BBC News
Cult author JG Ballard dies at 78

The author JG Ballard, famed for novels such as Crash and Empire of the 
Sun, has died aged 78 after a long illness.

His agent Margaret Hanbury said the author had been ill "for several 
years" and had died on Sunday morning.

Despite being referred to as a science fiction writer, Jim Ballard said 
his books were instead "picturing the psychology of the future".

His most acclaimed novel was Empire of the Sun, based on his childhood 
in a Japanese prison camp in China.

The author of 15 novels and scores of short stories, Ballard grew up 
amongst the expatriate community in Shanghai.

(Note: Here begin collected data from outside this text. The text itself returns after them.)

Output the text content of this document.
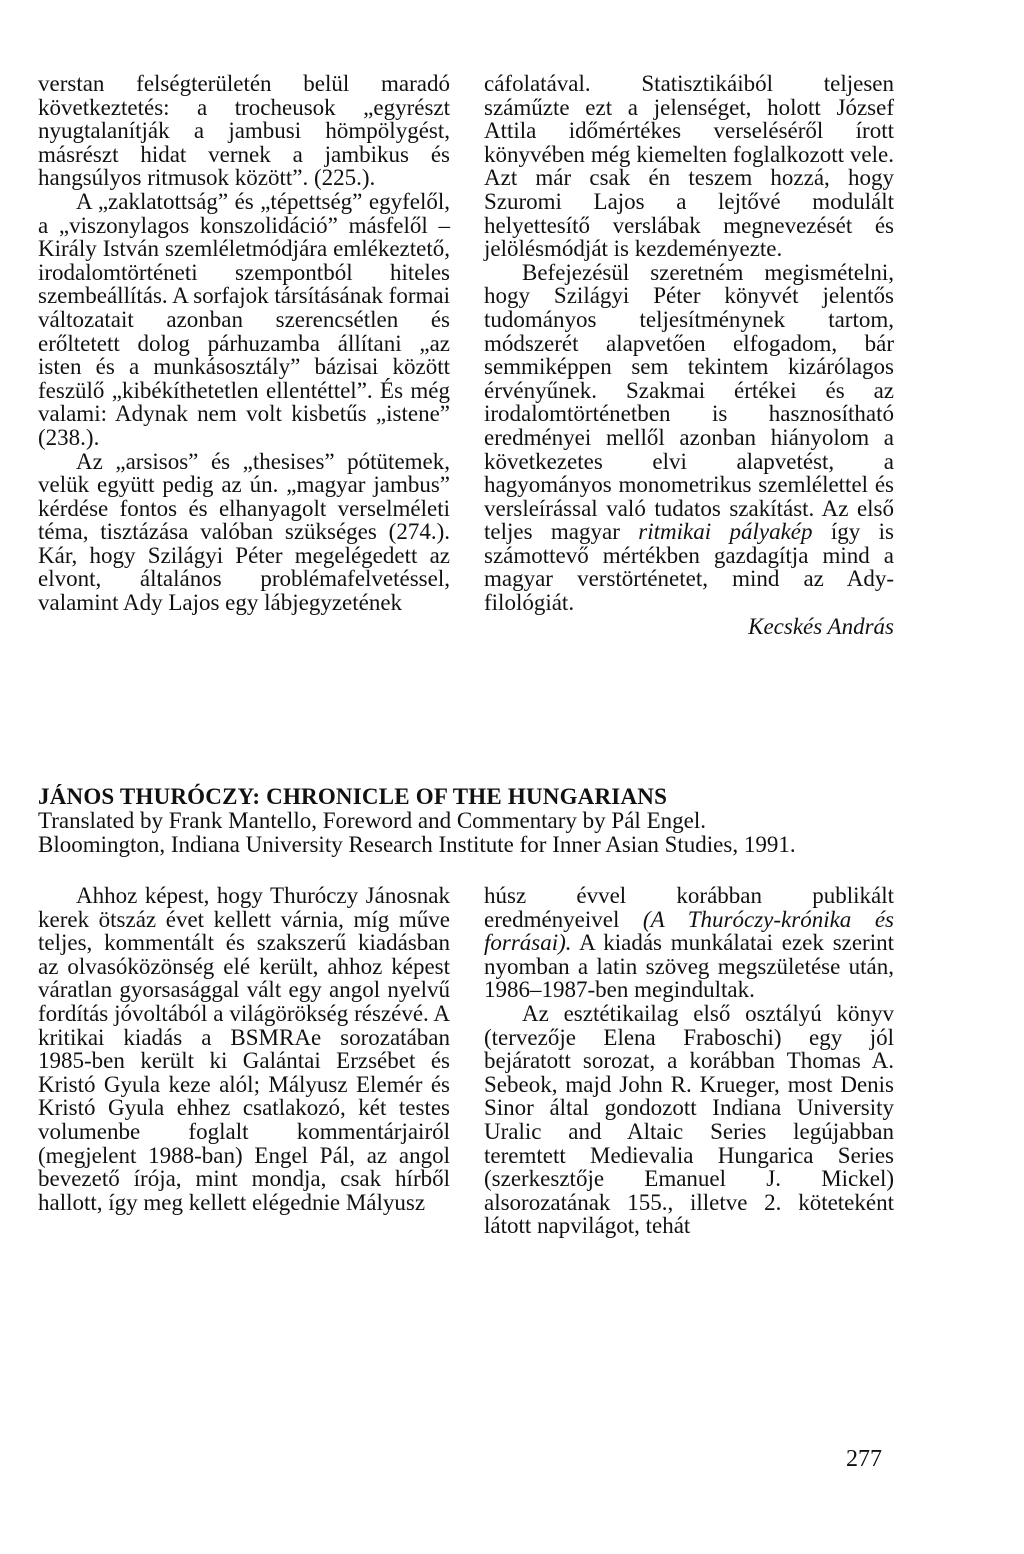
verstan felségterületén belül maradó következtetés: a trocheusok „egyrészt nyugtalanítják a jambusi hömpölygést, másrészt hidat vernek a jambikus és hangsúlyos ritmusok között”. (225.).

A „zaklatottság” és „tépettség” egyfelől, a „viszonylagos konszolidáció” másfelől – Király István szemléletmódjára emlékeztető, irodalomtörténeti szempontból hiteles szembeállítás. A sorfajok társításának formai változatait azonban szerencsétlen és erőltetett dolog párhuzamba állítani „az isten és a munkásosztály” bázisai között feszülő „kibékíthetetlen ellentéttel”. És még valami: Adynak nem volt kisbetűs „istene” (238.).

Az „arsisos” és „thesises” pótütemek, velük együtt pedig az ún. „magyar jambus” kérdése fontos és elhanyagolt verselméleti téma, tisztázása valóban szükséges (274.). Kár, hogy Szilágyi Péter megelégedett az elvont, általános problémafelvetéssel, valamint Ady Lajos egy lábjegyzetének

cáfolatával. Statisztikáiból teljesen száműzte ezt a jelenséget, holott József Attila időmértékes verseléséről írott könyvében még kiemelten foglalkozott vele. Azt már csak én teszem hozzá, hogy Szuromi Lajos a lejtővé modulált helyettesítő verslábak megnevezését és jelölésmódját is kezdeményezte.

Befejezésül szeretném megismételni, hogy Szilágyi Péter könyvét jelentős tudományos teljesítménynek tartom, módszerét alapvetően elfogadom, bár semmiképpen sem tekintem kizárólagos érvényűnek. Szakmai értékei és az irodalomtörténetben is hasznosítható eredményei mellől azonban hiányolom a következetes elvi alapvetést, a hagyományos monometrikus szemlélettel és versleírással való tudatos szakítást. Az első teljes magyar ritmikai pályakép így is számottevő mértékben gazdagítja mind a magyar verstörténetet, mind az Ady-filológiát.

Kecskés András

JÁNOS THURÓCZY: CHRONICLE OF THE HUNGARIANS
Translated by Frank Mantello, Foreword and Commentary by Pál Engel.
Bloomington, Indiana University Research Institute for Inner Asian Studies, 1991.

Ahhoz képest, hogy Thuróczy Jánosnak kerek ötszáz évet kellett várnia, míg műve teljes, kommentált és szakszerű kiadásban az olvasóközönség elé került, ahhoz képest váratlan gyorsasággal vált egy angol nyelvű fordítás jóvoltából a világörökség részévé. A kritikai kiadás a BSMRAe sorozatában 1985-ben került ki Galántai Erzsébet és Kristó Gyula keze alól; Mályusz Elemér és Kristó Gyula ehhez csatlakozó, két testes volumenbe foglalt kommentárjairól (megjelent 1988-ban) Engel Pál, az angol bevezető írója, mint mondja, csak hírből hallott, így meg kellett elégednie Mályusz

húsz évvel korábban publikált eredményeivel (A Thuróczy-krónika és forrásai). A kiadás munkálatai ezek szerint nyomban a latin szöveg megszületése után, 1986–1987-ben megindultak.

Az esztétikailag első osztályú könyv (tervezője Elena Fraboschi) egy jól bejáratott sorozat, a korábban Thomas A. Sebeok, majd John R. Krueger, most Denis Sinor által gondozott Indiana University Uralic and Altaic Series legújabban teremtett Medievalia Hungarica Series (szerkesztője Emanuel J. Mickel) alsorozatának 155., illetve 2. köteteként látott napvilágot, tehát

277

During World War II, at the age of 12, he was interned for three years 
in a camp run by the Japanese.

He later moved to Britain and in the early 1960s became a full-time writer.

Ballard built up a passionate readership, particularly after Empire of 
The Sun, a fictionalised account of his childhood, was made into a film 
by Steven Spielberg.

He said of his experiences: "I have - I won't say happy - not unpleasant 
memories of the camp. I remember a lot of the casual brutality and 
beatings-up that went on, but at the same time we children were playing 
a hundred and one games all the time!"

His friend and fellow author, Iain Sinclair, said Ballard had developed 
into a major literary figure.

"He was one of the first to take up the whole idea of ecological 
catastrophe. He was fascinated by celebrity early on, the cult of the 
star and suicides of cars, motorways, edgelands of cities.

"All of these things he was one of the first to create almost a 
philosophy of. And I think as time has gone on, he's become a major, 
major figure."

'Ballardian world'

Director David Cronenberg brought Ballard's infamous book about the 
sexual desires stimulated by car crashes to the screen in the film Crash.

The film caused a media stir, adding to Ballard's reputation for 
courting controversy.

In later years he wrote other acclaimed novels such as Super-Cannes and 
Millennium People.

Hephzibah Anderson, former fiction editor at the Daily Mail and books 
columnist for the Observer, said Ballard's work had anticipated life as 
it was now.

"If you look at the start of his career, he began writing science 
fiction stories and we was regarded as very avant garde.

"And there was a kind of violence lurking beneath the texture of these 
novels. And they've come to seem less and less futuristic and you know 
it's as if we're embodying, we're living in now a kind of Ballardian world."